Selecting the right metrics, working toward the desired outcomes, drives adoption. A metrics framework fosters bidirectional communication for setting goals, attacking blockers, and communicating success. When designing the framework, consider the context and objectives of three distinct audiences:

  1. The working agile team (engineers and designers)

  2. The product manager (the person handling a single work stream)

  3. The portfolio owner (the CIO or CPO)

A metrics framework facilitates bidirectional communication. Avoid pointing fingers. Focus on enabling teams to succeed.

Classic project management techniques teach the project management triangle. Its rigid structure implies that scope, cost, and time are interdependent. In this model, increasing scope for a project increases either cost or time, or both. Strategically, this approach fails to consider the effectiveness of the product (Is the right thing being built?), the quality of the product, and the time to market. Blindly following the budget, time, scope paradigm, and so on compromises the results.

As an alternative, try a square construct to monitor the product’s quality, customer value, velocity, and organizational effectiveness.  

Customer value establishes what’s important for users to inform and guide the product build. Customers can be external or internal. Use the build-measure-learn loop to keep the team aligned to outcomes. 

Quality measures escaped defects, performance KPIs, and the level of debt accrued. Intentionally sacrifice go-to-market speed (e.g., intentional debt) or industrialize for a mass rollout and mission-critical applications, which in turn lowers overall velocity. 

Velocity determines the product go-to-market and feature release speed. This facet helps the team and product leaders project and plan throughput in a given time period. 

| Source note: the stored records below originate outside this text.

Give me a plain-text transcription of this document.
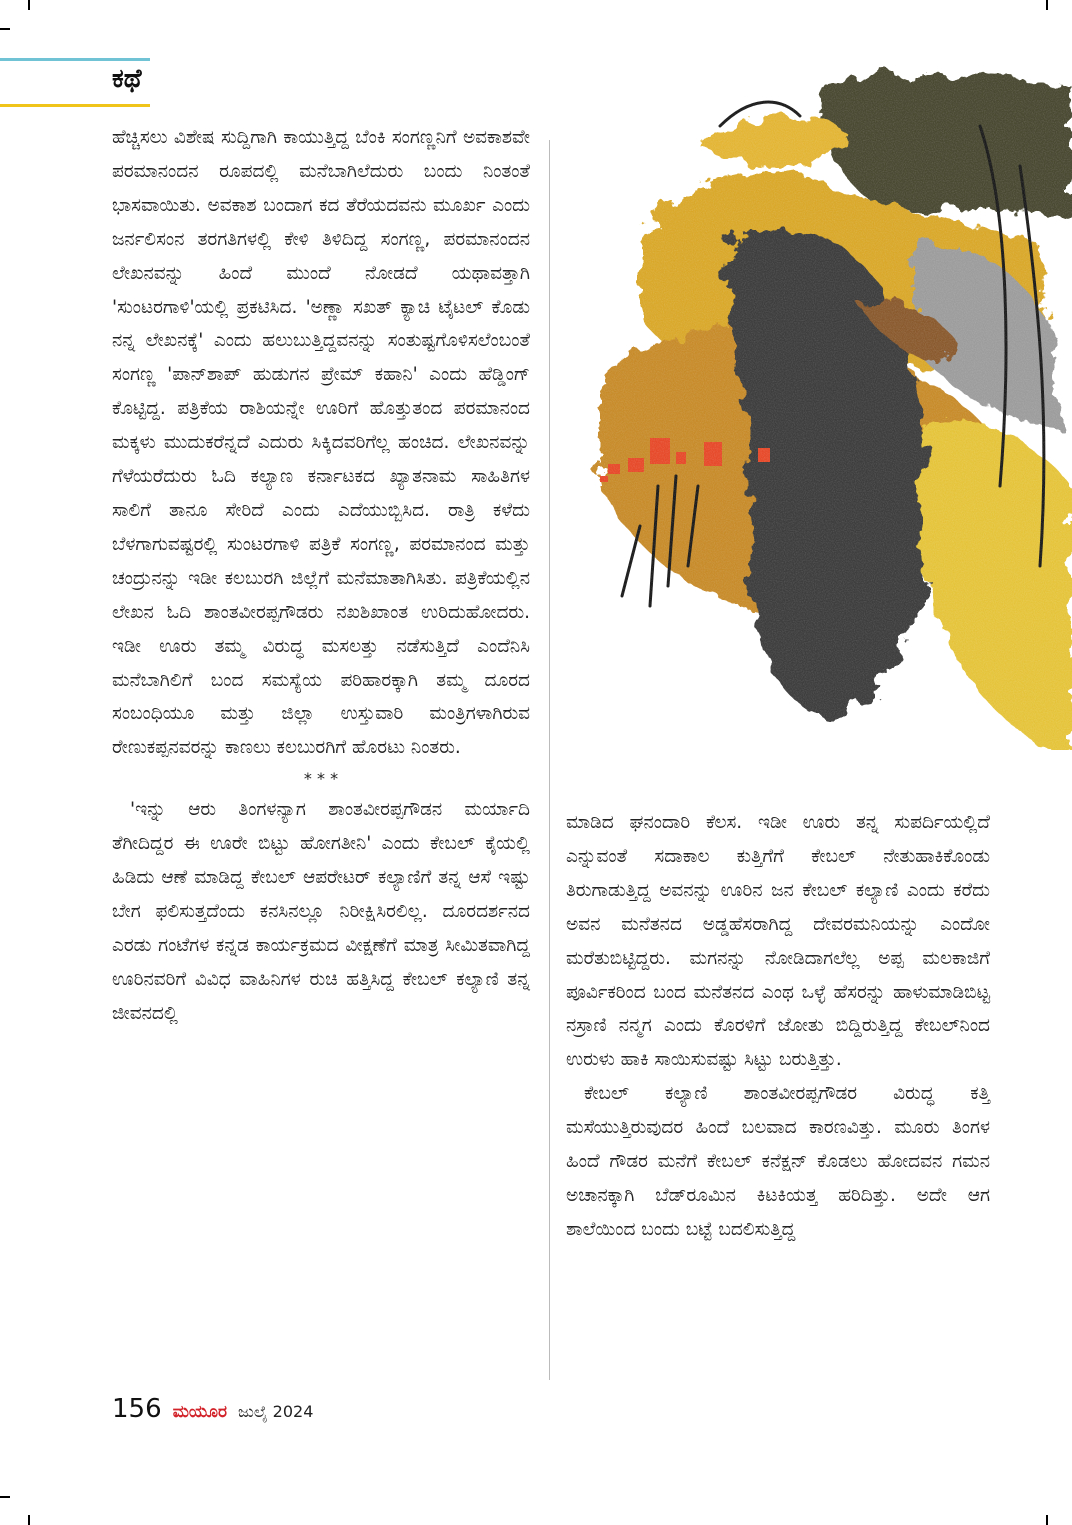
ಕಥೆ

ಹೆಚ್ಚಿಸಲು ವಿಶೇಷ ಸುದ್ದಿಗಾಗಿ ಕಾಯುತ್ತಿದ್ದ ಬೆಂಕಿ ಸಂಗಣ್ಣನಿಗೆ ಅವಕಾಶವೇ ಪರಮಾನಂದನ ರೂಪದಲ್ಲಿ ಮನೆಬಾಗಿಲೆದುರು ಬಂದು ನಿಂತಂತೆ ಭಾಸವಾಯಿತು. ಅವಕಾಶ ಬಂದಾಗ ಕದ ತೆರೆಯದವನು ಮೂರ್ಖ ಎಂದು ಜರ್ನಲಿಸಂನ ತರಗತಿಗಳಲ್ಲಿ ಕೇಳಿ ತಿಳಿದಿದ್ದ ಸಂಗಣ್ಣ, ಪರಮಾನಂದನ ಲೇಖನವನ್ನು ಹಿಂದೆ ಮುಂದೆ ನೋಡದೆ ಯಥಾವತ್ತಾಗಿ 'ಸುಂಟರಗಾಳಿ'ಯಲ್ಲಿ ಪ್ರಕಟಿಸಿದ. 'ಅಣ್ಣಾ ಸಖತ್ ಕ್ಯಾಚಿ ಟೈಟಲ್ ಕೊಡು ನನ್ನ ಲೇಖನಕ್ಕೆ' ಎಂದು ಹಲುಬುತ್ತಿದ್ದವನನ್ನು ಸಂತುಷ್ಟಗೊಳಿಸಲೆಂಬಂತೆ ಸಂಗಣ್ಣ 'ಪಾನ್‌ಶಾಪ್ ಹುಡುಗನ ಪ್ರೇಮ್ ಕಹಾನಿ' ಎಂದು ಹೆಡ್ಡಿಂಗ್ ಕೊಟ್ಟಿದ್ದ. ಪತ್ರಿಕೆಯ ರಾಶಿಯನ್ನೇ ಊರಿಗೆ ಹೊತ್ತುತಂದ ಪರಮಾನಂದ ಮಕ್ಕಳು ಮುದುಕರೆನ್ನದೆ ಎದುರು ಸಿಕ್ಕಿದವರಿಗೆಲ್ಲ ಹಂಚಿದ. ಲೇಖನವನ್ನು ಗೆಳೆಯರೆದುರು ಓದಿ ಕಲ್ಯಾಣ ಕರ್ನಾಟಕದ ಖ್ಯಾತನಾಮ ಸಾಹಿತಿಗಳ ಸಾಲಿಗೆ ತಾನೂ ಸೇರಿದೆ ಎಂದು ಎದೆಯುಬ್ಬಿಸಿದ. ರಾತ್ರಿ ಕಳೆದು ಬೆಳಗಾಗುವಷ್ಟರಲ್ಲಿ ಸುಂಟರಗಾಳಿ ಪತ್ರಿಕೆ ಸಂಗಣ್ಣ, ಪರಮಾನಂದ ಮತ್ತು ಚಂದ್ರುನನ್ನು ಇಡೀ ಕಲಬುರಗಿ ಜಿಲ್ಲೆಗೆ ಮನೆಮಾತಾಗಿಸಿತು. ಪತ್ರಿಕೆಯಲ್ಲಿನ ಲೇಖನ ಓದಿ ಶಾಂತವೀರಪ್ಪಗೌಡರು ನಖಶಿಖಾಂತ ಉರಿದುಹೋದರು. ಇಡೀ ಊರು ತಮ್ಮ ವಿರುದ್ಧ ಮಸಲತ್ತು ನಡೆಸುತ್ತಿದೆ ಎಂದೆನಿಸಿ ಮನೆಬಾಗಿಲಿಗೆ ಬಂದ ಸಮಸ್ಯೆಯ ಪರಿಹಾರಕ್ಕಾಗಿ ತಮ್ಮ ದೂರದ ಸಂಬಂಧಿಯೂ ಮತ್ತು ಜಿಲ್ಲಾ ಉಸ್ತುವಾರಿ ಮಂತ್ರಿಗಳಾಗಿರುವ ರೇಣುಕಪ್ಪನವರನ್ನು ಕಾಣಲು ಕಲಬುರಗಿಗೆ ಹೊರಟು ನಿಂತರು.

* * *

'ಇನ್ನು ಆರು ತಿಂಗಳನ್ಯಾಗ ಶಾಂತವೀರಪ್ಪಗೌಡನ ಮರ್ಯಾದಿ ತೆಗೀದಿದ್ದರ ಈ ಊರೇ ಬಿಟ್ಟು ಹೋಗತೀನಿ' ಎಂದು ಕೇಬಲ್ ಕೈಯಲ್ಲಿ ಹಿಡಿದು ಆಣೆ ಮಾಡಿದ್ದ ಕೇಬಲ್ ಆಪರೇಟರ್ ಕಲ್ಯಾಣಿಗೆ ತನ್ನ ಆಸೆ ಇಷ್ಟು ಬೇಗ ಫಲಿಸುತ್ತದೆಂದು ಕನಸಿನಲ್ಲೂ ನಿರೀಕ್ಷಿಸಿರಲಿಲ್ಲ. ದೂರದರ್ಶನದ ಎರಡು ಗಂಟೆಗಳ ಕನ್ನಡ ಕಾರ್ಯಕ್ರಮದ ವೀಕ್ಷಣೆಗೆ ಮಾತ್ರ ಸೀಮಿತವಾಗಿದ್ದ ಊರಿನವರಿಗೆ ವಿವಿಧ ವಾಹಿನಿಗಳ ರುಚಿ ಹತ್ತಿಸಿದ್ದ ಕೇಬಲ್ ಕಲ್ಯಾಣಿ ತನ್ನ ಜೀವನದಲ್ಲಿ

ಮಾಡಿದ ಘನಂದಾರಿ ಕೆಲಸ. ಇಡೀ ಊರು ತನ್ನ ಸುಪರ್ದಿಯಲ್ಲಿದೆ ಎನ್ನುವಂತೆ ಸದಾಕಾಲ ಕುತ್ತಿಗೆಗೆ ಕೇಬಲ್ ನೇತುಹಾಕಿಕೊಂಡು ತಿರುಗಾಡುತ್ತಿದ್ದ ಅವನನ್ನು ಊರಿನ ಜನ ಕೇಬಲ್ ಕಲ್ಯಾಣಿ ಎಂದು ಕರೆದು ಅವನ ಮನೆತನದ ಅಡ್ಡಹೆಸರಾಗಿದ್ದ ದೇವರಮನಿಯನ್ನು ಎಂದೋ ಮರೆತುಬಿಟ್ಟಿದ್ದರು. ಮಗನನ್ನು ನೋಡಿದಾಗಲೆಲ್ಲ ಅಪ್ಪ ಮಲಕಾಜಿಗೆ ಪೂರ್ವಿಕರಿಂದ ಬಂದ ಮನೆತನದ ಎಂಥ ಒಳ್ಳೆ ಹೆಸರನ್ನು ಹಾಳುಮಾಡಿಬಿಟ್ಟ ನಸ್ರಾಣಿ ನನ್ಮಗ ಎಂದು ಕೊರಳಿಗೆ ಜೋತು ಬಿದ್ದಿರುತ್ತಿದ್ದ ಕೇಬಲ್‌ನಿಂದ ಉರುಳು ಹಾಕಿ ಸಾಯಿಸುವಷ್ಟು ಸಿಟ್ಟು ಬರುತ್ತಿತ್ತು.

ಕೇಬಲ್ ಕಲ್ಯಾಣಿ ಶಾಂತವೀರಪ್ಪಗೌಡರ ವಿರುದ್ಧ ಕತ್ತಿ ಮಸೆಯುತ್ತಿರುವುದರ ಹಿಂದೆ ಬಲವಾದ ಕಾರಣವಿತ್ತು. ಮೂರು ತಿಂಗಳ ಹಿಂದೆ ಗೌಡರ ಮನೆಗೆ ಕೇಬಲ್ ಕನೆಕ್ಷನ್ ಕೊಡಲು ಹೋದವನ ಗಮನ ಅಚಾನಕ್ಕಾಗಿ ಬೆಡ್‌ರೂಮಿನ ಕಿಟಕಿಯತ್ತ ಹರಿದಿತ್ತು. ಅದೇ ಆಗ ಶಾಲೆಯಿಂದ ಬಂದು ಬಟ್ಟೆ ಬದಲಿಸುತ್ತಿದ್ದ

156 ಮಯೂರ ಜುಲೈ 2024
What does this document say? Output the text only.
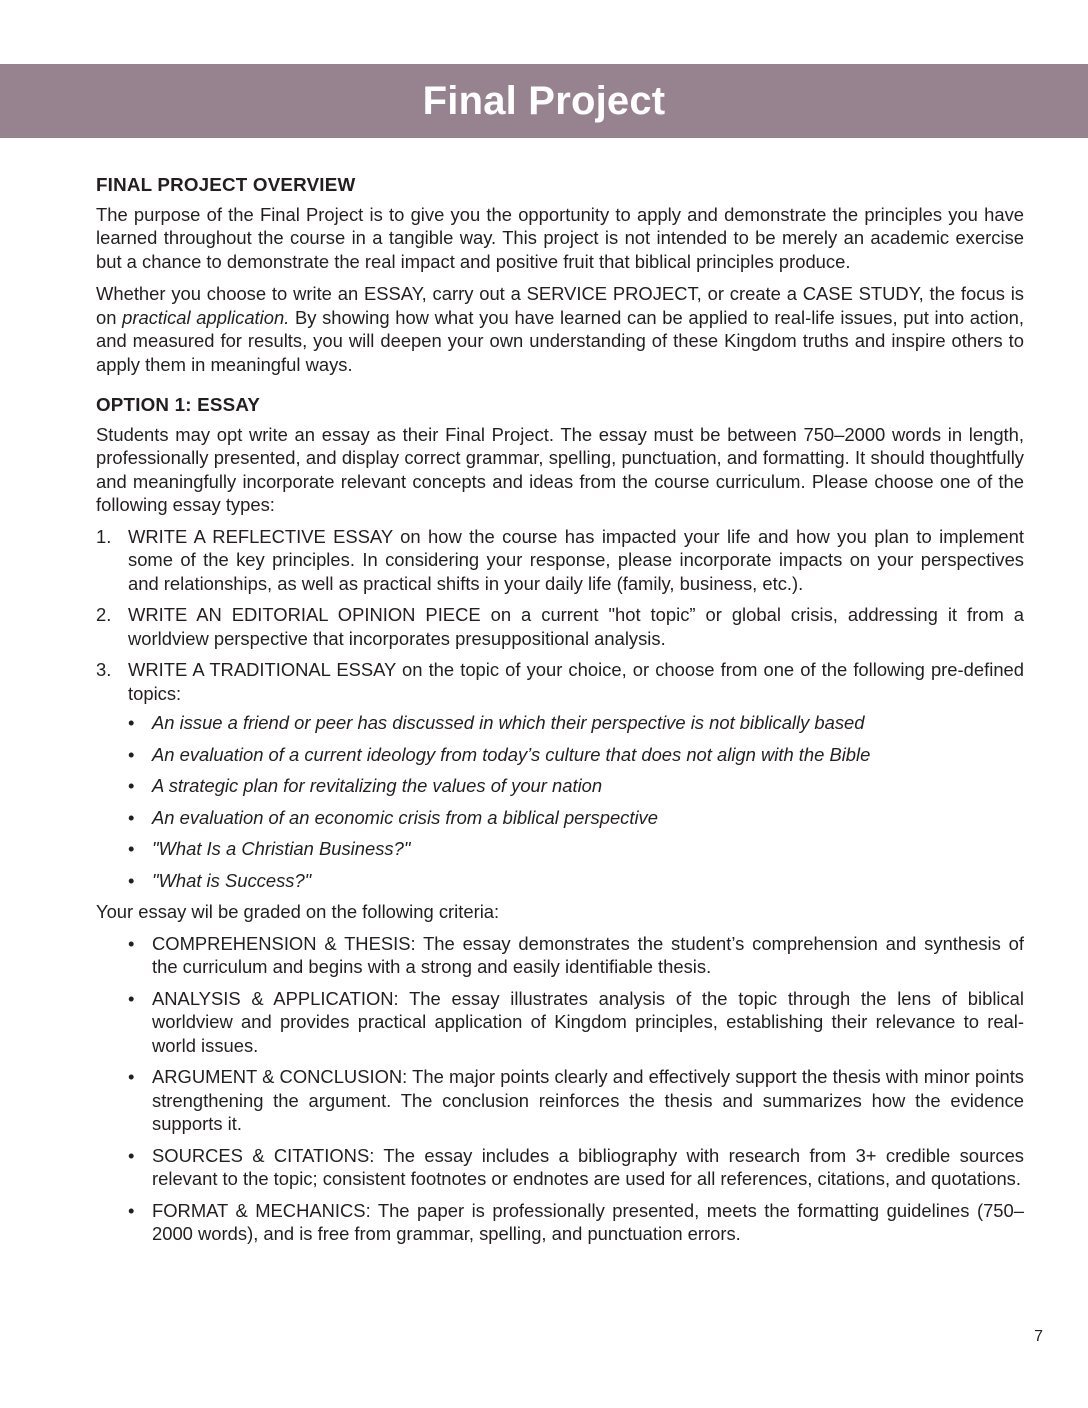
Final Project
FINAL PROJECT OVERVIEW

The purpose of the Final Project is to give you the opportunity to apply and demonstrate the principles you have learned throughout the course in a tangible way. This project is not intended to be merely an academic exercise but a chance to demonstrate the real impact and positive fruit that biblical principles produce.

Whether you choose to write an ESSAY, carry out a SERVICE PROJECT, or create a CASE STUDY, the focus is on practical application. By showing how what you have learned can be applied to real-life issues, put into action, and measured for results, you will deepen your own understanding of these Kingdom truths and inspire others to apply them in meaningful ways.

OPTION 1: ESSAY

Students may opt write an essay as their Final Project. The essay must be between 750–2000 words in length, professionally presented, and display correct grammar, spelling, punctuation, and formatting. It should thoughtfully and meaningfully incorporate relevant concepts and ideas from the course curriculum. Please choose one of the following essay types:

1. WRITE A REFLECTIVE ESSAY on how the course has impacted your life and how you plan to implement some of the key principles. In considering your response, please incorporate impacts on your perspectives and relationships, as well as practical shifts in your daily life (family, business, etc.).
2. WRITE AN EDITORIAL OPINION PIECE on a current "hot topic” or global crisis, addressing it from a worldview perspective that incorporates presuppositional analysis.
3. WRITE A TRADITIONAL ESSAY on the topic of your choice, or choose from one of the following pre-defined topics:
• An issue a friend or peer has discussed in which their perspective is not biblically based
• An evaluation of a current ideology from today’s culture that does not align with the Bible
• A strategic plan for revitalizing the values of your nation
• An evaluation of an economic crisis from a biblical perspective
• "What Is a Christian Business?"
• "What is Success?"
Your essay wil be graded on the following criteria:
• COMPREHENSION & THESIS: The essay demonstrates the student’s comprehension and synthesis of the curriculum and begins with a strong and easily identifiable thesis.
• ANALYSIS & APPLICATION: The essay illustrates analysis of the topic through the lens of biblical worldview and provides practical application of Kingdom principles, establishing their relevance to real-world issues.
• ARGUMENT & CONCLUSION: The major points clearly and effectively support the thesis with minor points strengthening the argument. The conclusion reinforces the thesis and summarizes how the evidence supports it.
• SOURCES & CITATIONS: The essay includes a bibliography with research from 3+ credible sources relevant to the topic; consistent footnotes or endnotes are used for all references, citations, and quotations.
• FORMAT & MECHANICS: The paper is professionally presented, meets the formatting guidelines (750–2000 words), and is free from grammar, spelling, and punctuation errors.
7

Organizational effectiveness tracks the health of delivery and people processes (e.g., retention, communication, and engagement). As a result, the enterprise achieves more through better processes, higher engagement from the team, less churn, and the like.

Use the factors outlining the product square as boundaries. A product team needs to decide which of the four variables to invest in, which to sacrifice, and which to appropriate depending on the maturity of the product.